One to Watch: New Zealand 1,500m runner Nick Willis

The athlete is more relaxed yet also more motivated at his fourth Olympic Games

New Zealand’s Nick Willis: “In Rio it’s just about getting down to business and trying to make amends for London.” Photograph: Streeter Lecka/Getty Images

New Zealand’s Nick Willis: “In Rio it’s just about getting down to business and trying to make amends for London.” Photograph: Streeter Lecka/Getty Images

 

There is something particularly heroic about the Olympian who keeps coming back for more, although in the event still billed as the blue ribbon of track and field, sometimes it’s harder to stay away.

For Nick Willis from New Zealand there is also further motivation: not since John Walker, who won the 1,500m in Montreal in 1976, have they had a proper medal challenger. This, after all, is also the country that produced the likes of Peter Snell, who won gold in Tokyo in 1964. Willis is now poised to become the first New Zealand athlete to compete in four Olympics.

Some people might say the Olympic 1,500m is no longer the event it once was (although try telling that to Ronnie Delany). It has probably endured something of a fall from grace in recent years. This was not helped by the disqualification of the Beijing 2008 gold medal winner Rashid Ramzi from Bahrain. He was later stripped of that medal for failing a doping test, having made something of a mockery of the event to begin with, such as flagrantly bizarre and unreal race tactics.

Willis finished third in the race but was later upgraded to silver. He has always been outspoken and suitably critical of drug cheats throughout his career, not just after Beijing, but more recently too.

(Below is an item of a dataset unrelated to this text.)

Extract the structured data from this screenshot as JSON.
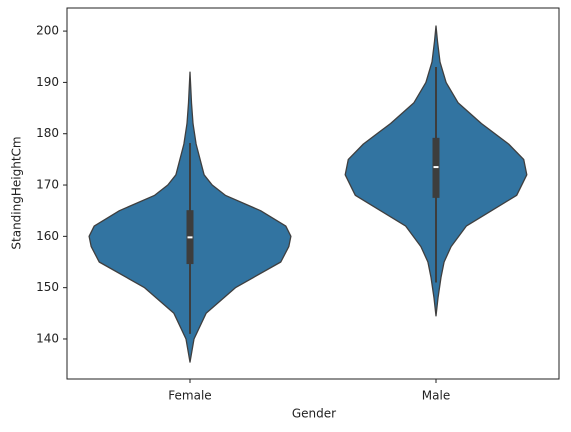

The fact that the world record in this event of 3:26.00 was achieved by Hicham El Guerrouj of Morocco back in 1998 may or may not be a good sign, and indeed whether or not it can still be considered the blue ribbon event, that traditional old sign of the highest possible quality remains.

Stronger athlete

Since the birth of his first child, Lachlan, in 2013, he has re-emerged a stronger, more motivated athlete. In 2014, he dipped 0.09 seconds below the magic 3:30-mark, and in a world class Commonwealth Games 1,500m final, won a second successive bronze.

The 1,500m heats get under way in the Olympic Stadium today (2.30pm Irish time), and Willis admits he is already a bit more relaxed about these Games, having been chosen to carry the New Zealand flag in the London 2012 opening ceremony.

“Being the flag-bearer there was a lot of focus on that [London],” he says,’’ “and I was still trying to figure my way at the first couple of Games. So in Rio it’s just about getting down to business and trying to make amends for what I thought was a disappointing performance in London.”

He has already showed signs of his 2008 form, finally enjoying some success at the World Indoor Championships in Oregon, earlier this year, where he won the bronze medal.

New Zealand is also often compared to Ireland in Olympic terms, given similar populations and sporting interest, although sadly there’s no Irish men’s interest in the event in Rio. So he’s worth following.

Inspiring

Julian Matthews

“At the recent World Indoor Championships, many of the Americans were supporting Nick over their own. That’s the kind of impact he’s made.”

Still, the gold medal favourite remains reigning world champion Asbel Kiprop from Kenya, who was promoted to gold back in 2008. Kiprop looked unbeatable all season, until the Monaco Diamond League, when he finished sixth in a race won by compatriot Ronald Kwemoi, also a potential medallist in Rio

It’s a rare thing for a non-African to win a medal in the 1,500m, but Willis is among them. American Matt Centrowitz is another exception and he is also back again hoping to break that dominance.